This is my love letter to all the queer musicians out there, making art and kicking ass. If there's an artist you think I should know about, please let me know, I love new music! (I also reblog/post on general queer and trans stuff, as well as some more personal things, hope that's all right).

 

Why is pop music the only art form that still inspires such arrantly stupid discussion? The debates that surround authenticity have no relationship to popular music as it’s been practiced for more than a century. Artists write material, alone or with assistance, revise it, and then present a final work created with the help of professionals who are trained for specific and relevant production tasks. This makes popular music similar to film, television, visual art, books, dance, and related areas like food and fashion.
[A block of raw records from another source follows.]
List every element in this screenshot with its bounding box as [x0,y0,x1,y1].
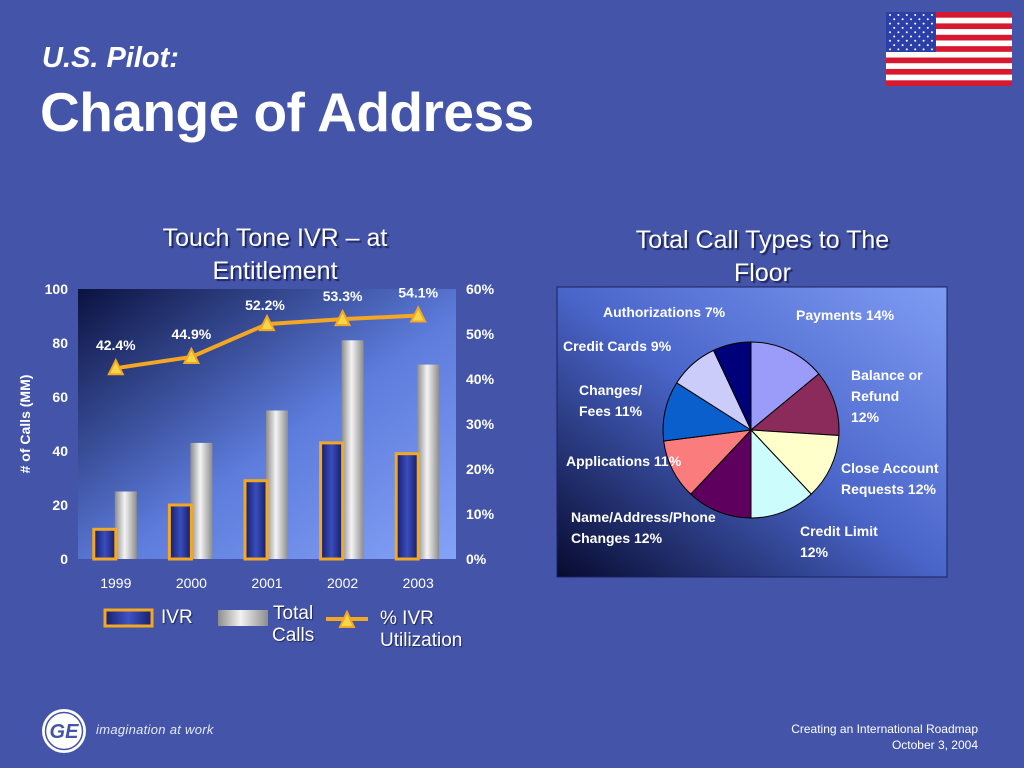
pie-slice-label: Authorizations 7% [603,304,726,320]
left-axis-tick: 60 [52,389,68,405]
right-axis-tick: 30% [466,416,495,432]
pie-slice [690,428,752,519]
pie-slice-label: Credit Cards 9% [563,338,672,354]
footer-text: Creating an International Roadmap Octobe… [791,721,978,753]
legend-ivr-label: IVR [161,607,193,628]
pie-slice-label: Applications 11% [566,453,682,469]
pie-chart-title-line-1: Total Call Types to The [635,226,890,254]
x-axis-tick: 2002 [327,575,358,591]
pie-slice [749,429,840,495]
right-axis-tick: 10% [466,506,495,522]
legend-total-calls-label: Total Calls [272,603,314,647]
right-axis-tick: 0% [466,551,487,567]
legend-total-line-2: Calls [272,625,315,646]
utilization-marker [409,305,427,323]
legend-util-line-2: Utilization [380,630,463,651]
svg-text:GE: GE [50,721,80,743]
bar-chart-title: Touch Tone IVR – at Entitlement [100,222,450,288]
pie-slice-label: Payments 14% [796,307,895,323]
pie-slice [750,341,820,432]
total-calls-bar [417,364,440,559]
ivr-bar [167,503,193,561]
pie-slice-label: Balance or Refund 12% [851,367,923,425]
ivr-bar [394,452,420,561]
legend-util-line-1: % IVR [380,608,434,629]
pie-chart-title-line-2: Floor [734,259,791,287]
utilization-data-label: 44.9% [172,326,212,342]
total-calls-bar [266,410,288,559]
pie-slice-label: Credit Limit 12% [800,523,878,560]
x-axis-tick: 2003 [403,575,434,591]
legend-total-calls-swatch [218,610,268,626]
legend-ivr-swatch [103,608,154,628]
x-axis-tick: 2000 [176,575,207,591]
footer-tagline: imagination at work [96,722,214,737]
utilization-marker [182,346,201,364]
left-axis-tick: 80 [52,335,68,351]
pie-slice-label: Changes/Fees 11% [579,382,643,419]
right-axis-tick: 60% [466,281,495,297]
right-axis-tick: 50% [466,326,495,342]
left-axis-tick: 40 [52,443,68,459]
right-axis-tick: 20% [466,461,495,477]
ivr-bar [92,527,118,561]
pie-slice [749,373,840,437]
legend-utilization-swatch [326,609,368,628]
left-axis-tick: 100 [45,281,69,297]
left-axis-tick: 0 [60,551,68,567]
ge-logo-icon: GE [42,709,86,753]
pie-slice-label: Name/Address/Phone Changes 12% [571,509,716,546]
legend-total-line-1: Total [273,603,314,624]
footer-line-1: Creating an International Roadmap [791,722,978,736]
us-flag-icon [886,12,1012,86]
utilization-data-label: 53.3% [323,288,363,304]
pie-slice [712,341,752,431]
right-axis-tick: 40% [466,371,495,387]
total-calls-bar [114,491,137,559]
pie-slice [750,428,812,519]
utilization-data-label: 42.4% [96,337,136,353]
total-calls-bar [341,340,364,559]
utilization-data-label: 54.1% [398,285,438,301]
pie-slice-label: Close Account Requests 12% [841,460,939,497]
utilization-data-label: 52.2% [245,297,285,313]
bar-chart-title-line-1: Touch Tone IVR – at [162,224,388,252]
footer-line-2: October 3, 2004 [891,738,978,752]
bar-chart-title-line-2: Entitlement [212,257,338,285]
total-calls-bar [190,442,213,559]
utilization-marker [107,357,125,376]
left-axis-tick: 20 [52,497,68,513]
utilization-marker [333,308,352,327]
ivr-bar [319,441,345,561]
legend-utilization-label: % IVR Utilization [380,608,462,652]
slide-subtitle: U.S. Pilot: [42,42,179,74]
x-axis-tick: 1999 [100,575,131,591]
pie-chart-title: Total Call Types to The Floor [585,224,940,290]
x-axis-tick: 2001 [251,575,282,591]
ivr-bar [243,479,269,561]
y-axis-label: # of Calls (MM) [17,375,33,474]
slide-title: Change of Address [40,81,534,143]
utilization-marker [258,313,276,332]
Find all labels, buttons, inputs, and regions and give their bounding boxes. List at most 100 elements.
And yet no movie review begins, “Meryl Streep, despite not being a Prime Minister, is reasonably convincing in ‘The Iron Lady.’
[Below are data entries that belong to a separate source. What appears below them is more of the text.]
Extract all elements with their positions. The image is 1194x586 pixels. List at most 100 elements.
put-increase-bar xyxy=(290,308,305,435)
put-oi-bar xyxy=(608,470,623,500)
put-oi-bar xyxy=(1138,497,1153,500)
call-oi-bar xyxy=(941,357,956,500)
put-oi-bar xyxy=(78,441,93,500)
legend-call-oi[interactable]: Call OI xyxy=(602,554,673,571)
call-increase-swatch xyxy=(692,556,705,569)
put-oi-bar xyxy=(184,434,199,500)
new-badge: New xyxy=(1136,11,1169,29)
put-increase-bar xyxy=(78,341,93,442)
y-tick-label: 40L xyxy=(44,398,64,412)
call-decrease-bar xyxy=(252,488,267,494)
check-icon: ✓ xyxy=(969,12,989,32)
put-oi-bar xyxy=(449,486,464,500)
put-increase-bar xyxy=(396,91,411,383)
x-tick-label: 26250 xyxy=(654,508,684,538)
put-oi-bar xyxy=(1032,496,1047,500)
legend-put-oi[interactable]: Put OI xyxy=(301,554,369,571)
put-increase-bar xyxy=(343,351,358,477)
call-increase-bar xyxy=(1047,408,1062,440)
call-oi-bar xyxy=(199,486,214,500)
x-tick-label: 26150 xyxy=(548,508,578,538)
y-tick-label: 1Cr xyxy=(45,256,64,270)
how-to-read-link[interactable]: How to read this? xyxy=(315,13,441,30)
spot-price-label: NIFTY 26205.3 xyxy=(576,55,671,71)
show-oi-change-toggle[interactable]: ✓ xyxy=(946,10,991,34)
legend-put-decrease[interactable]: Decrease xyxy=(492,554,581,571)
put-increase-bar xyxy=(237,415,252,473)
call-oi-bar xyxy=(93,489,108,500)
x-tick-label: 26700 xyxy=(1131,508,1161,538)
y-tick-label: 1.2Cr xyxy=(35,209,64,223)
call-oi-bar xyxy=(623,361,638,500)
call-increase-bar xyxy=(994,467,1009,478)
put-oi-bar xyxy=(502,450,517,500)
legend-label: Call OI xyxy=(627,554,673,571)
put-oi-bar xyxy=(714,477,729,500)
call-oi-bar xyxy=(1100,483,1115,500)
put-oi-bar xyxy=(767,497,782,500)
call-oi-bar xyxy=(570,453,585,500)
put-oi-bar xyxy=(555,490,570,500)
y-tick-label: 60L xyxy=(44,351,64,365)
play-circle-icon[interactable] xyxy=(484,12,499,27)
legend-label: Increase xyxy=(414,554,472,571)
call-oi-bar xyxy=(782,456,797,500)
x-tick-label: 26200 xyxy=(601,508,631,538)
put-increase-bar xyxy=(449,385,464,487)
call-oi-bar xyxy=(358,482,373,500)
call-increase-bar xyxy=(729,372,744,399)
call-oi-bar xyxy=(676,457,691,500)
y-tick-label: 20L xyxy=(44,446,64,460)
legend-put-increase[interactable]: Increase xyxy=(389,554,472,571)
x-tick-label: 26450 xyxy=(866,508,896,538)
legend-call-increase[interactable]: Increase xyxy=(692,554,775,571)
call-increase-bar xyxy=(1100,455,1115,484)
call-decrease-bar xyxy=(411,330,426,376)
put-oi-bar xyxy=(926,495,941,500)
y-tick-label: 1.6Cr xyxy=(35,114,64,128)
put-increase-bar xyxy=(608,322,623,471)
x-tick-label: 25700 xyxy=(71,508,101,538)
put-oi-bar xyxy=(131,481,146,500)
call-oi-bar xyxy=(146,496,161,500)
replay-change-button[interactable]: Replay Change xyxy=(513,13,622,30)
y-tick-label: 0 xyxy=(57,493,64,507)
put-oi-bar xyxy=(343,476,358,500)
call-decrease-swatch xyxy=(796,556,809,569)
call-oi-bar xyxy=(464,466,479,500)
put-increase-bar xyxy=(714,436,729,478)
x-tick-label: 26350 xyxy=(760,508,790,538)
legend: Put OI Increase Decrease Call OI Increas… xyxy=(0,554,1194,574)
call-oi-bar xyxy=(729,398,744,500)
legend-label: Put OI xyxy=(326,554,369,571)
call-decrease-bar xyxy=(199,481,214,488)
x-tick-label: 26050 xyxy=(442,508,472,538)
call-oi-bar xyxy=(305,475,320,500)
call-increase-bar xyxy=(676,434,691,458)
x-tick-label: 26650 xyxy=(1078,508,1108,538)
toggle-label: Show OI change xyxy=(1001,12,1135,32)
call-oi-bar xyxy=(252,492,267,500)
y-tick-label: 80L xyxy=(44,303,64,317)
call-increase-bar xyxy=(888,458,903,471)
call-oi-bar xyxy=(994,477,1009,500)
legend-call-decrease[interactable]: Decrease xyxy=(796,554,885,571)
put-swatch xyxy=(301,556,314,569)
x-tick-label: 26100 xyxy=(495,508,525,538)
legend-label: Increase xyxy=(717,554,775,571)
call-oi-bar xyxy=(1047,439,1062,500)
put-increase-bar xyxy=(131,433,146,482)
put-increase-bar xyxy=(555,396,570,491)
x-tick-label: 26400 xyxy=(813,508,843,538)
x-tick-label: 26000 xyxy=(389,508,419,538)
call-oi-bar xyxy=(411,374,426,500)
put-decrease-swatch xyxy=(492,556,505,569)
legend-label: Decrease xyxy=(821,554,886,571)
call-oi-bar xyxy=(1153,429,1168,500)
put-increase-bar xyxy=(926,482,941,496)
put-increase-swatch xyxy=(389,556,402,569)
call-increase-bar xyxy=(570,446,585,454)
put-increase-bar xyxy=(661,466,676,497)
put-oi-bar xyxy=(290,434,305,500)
Lana Del Rey’s Image on “Born to Die” : The New Yorker

(via judyxberman)

SFJ is on the money, per usj. Andthe other question to ask:  why are female artists the only ones who inspire such “discussion”, or “authenticity” “discussions” where sexism is masked as discernment? I am literally counting the hours until the long thing I wrote about her/this for SPIN comes out. Spoiler alert: I did the homework no one else was interested in doing. Ze End.

(via tinyluckygenius)

Much love to Jessica, one of our favorite thinkers, but I think it’s perfectly okay to insist on authenticity in music, insofar as a privileging of authenticity remains one of the few ways that actual class-based critiques of corporate hegemony and consumerism become admissible in pop discourse.  We look for authentic stuff, because we want to get behind people who are on the right team.  We want the broccoli that’s labeled “organic and local” not to be pesticide covered and shipped in from Chile. That’s okay, even as our notions of authenticity might be confused, conflicted, sometimes contradictory.
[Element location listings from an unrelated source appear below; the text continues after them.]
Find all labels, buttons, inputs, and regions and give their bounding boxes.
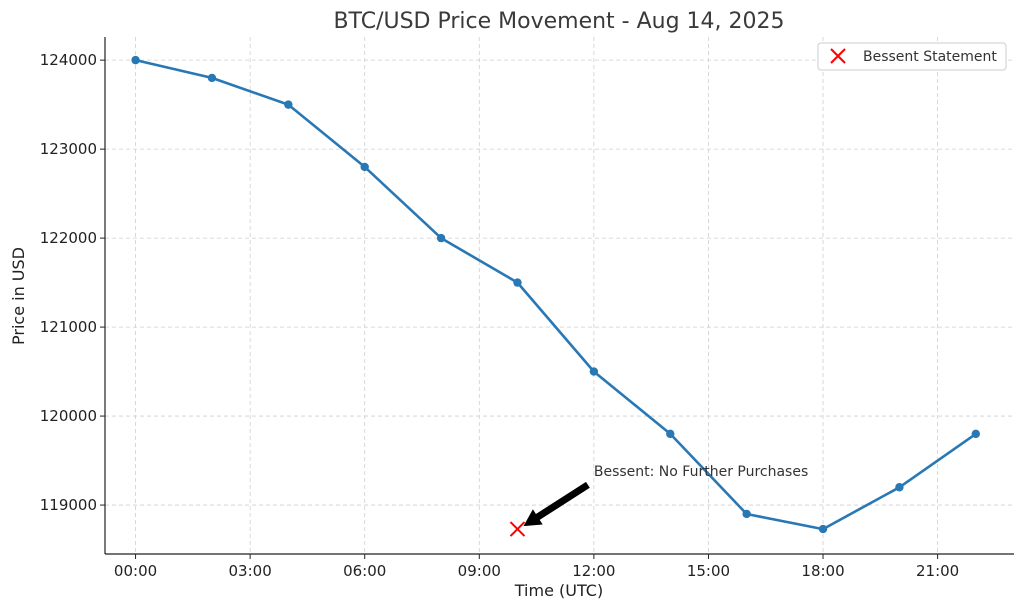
- data-point: [666, 429, 675, 439]
- data-point: [513, 278, 522, 287]
- x-tick-label: 21:00: [916, 562, 959, 580]
- event-x-marker: [509, 521, 526, 537]
- x-stroke: [830, 48, 846, 64]
- data-point: [818, 524, 828, 534]
- data-point: [360, 162, 369, 172]
- price-line: [135, 58, 977, 531]
- data-point: [131, 55, 140, 65]
- data-point: [436, 233, 446, 243]
- x-axis-ticks: 00:00 03:00 06:00 09:00 12:00 15:00 18:00 21:00: [114, 554, 959, 580]
- data-point: [284, 100, 293, 109]
- data-point: [971, 429, 981, 439]
- annotation-text: Bessent: No Further Purchases: [594, 464, 808, 480]
- y-tick-label: 121000: [40, 318, 97, 336]
- axes: [104, 37, 1014, 555]
- data-point: [895, 483, 904, 492]
- y-axis-ticks: 119000 120000 121000 122000 123000 124000: [40, 51, 105, 514]
- legend-x-marker: [830, 48, 846, 64]
- event-marker-group: [509, 521, 526, 537]
- price-series: [131, 55, 981, 534]
- x-tick-label: 06:00: [343, 562, 386, 580]
- y-tick-label: 123000: [40, 140, 97, 158]
- y-tick-label: 124000: [40, 51, 97, 69]
- legend: Bessent Statement: [817, 42, 1007, 71]
- data-point: [207, 73, 217, 83]
- x-stroke: [509, 521, 526, 537]
- legend-entry-bessent-statement: Bessent Statement: [863, 49, 997, 65]
- legend-box: [817, 42, 1007, 71]
- chart-title: BTC/USD Price Movement - Aug 14, 2025: [333, 9, 784, 34]
- x-tick-label: 00:00: [114, 562, 157, 580]
- y-tick-label: 122000: [40, 229, 97, 247]
- data-point: [589, 367, 599, 376]
- x-tick-label: 15:00: [687, 562, 730, 580]
- y-axis-label: Price in USD: [9, 247, 28, 345]
- x-tick-label: 09:00: [458, 562, 501, 580]
- y-tick-label: 120000: [40, 407, 97, 425]
- x-axis-label: Time (UTC): [514, 581, 603, 600]
- annotation-group: Bessent: No Further Purchases: [523, 464, 808, 527]
- data-point: [742, 509, 751, 519]
- annotation-arrow: [523, 481, 590, 527]
- x-tick-label: 03:00: [229, 562, 272, 580]
- x-tick-label: 12:00: [572, 562, 615, 580]
- legend-x-marker-icon: [830, 48, 846, 64]
- x-tick-label: 18:00: [801, 562, 844, 580]
- y-tick-label: 119000: [40, 496, 97, 514]
- grid-lines: [105, 37, 1014, 554]
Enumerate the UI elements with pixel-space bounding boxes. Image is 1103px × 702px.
It’s true that sexism plays a role, in how we talk about it though. I’d love to see Owl City, for example endure the kind of scrutiny that Ms Del Rey has, and I wish Ms Del Rey’s critics didn’t stoop to misogyny.  Still that doesn’t mean that pointing out that fake, manufactured, phony stuff is fake, manufactured, phony necessarily has any element of sexism.

(We have nothing to say about Lana Del Rey, except that it sucks that she stole people’s super 8 footage and passed it off as her own work.  Listened to 30 seconds and got very bored, moved on.)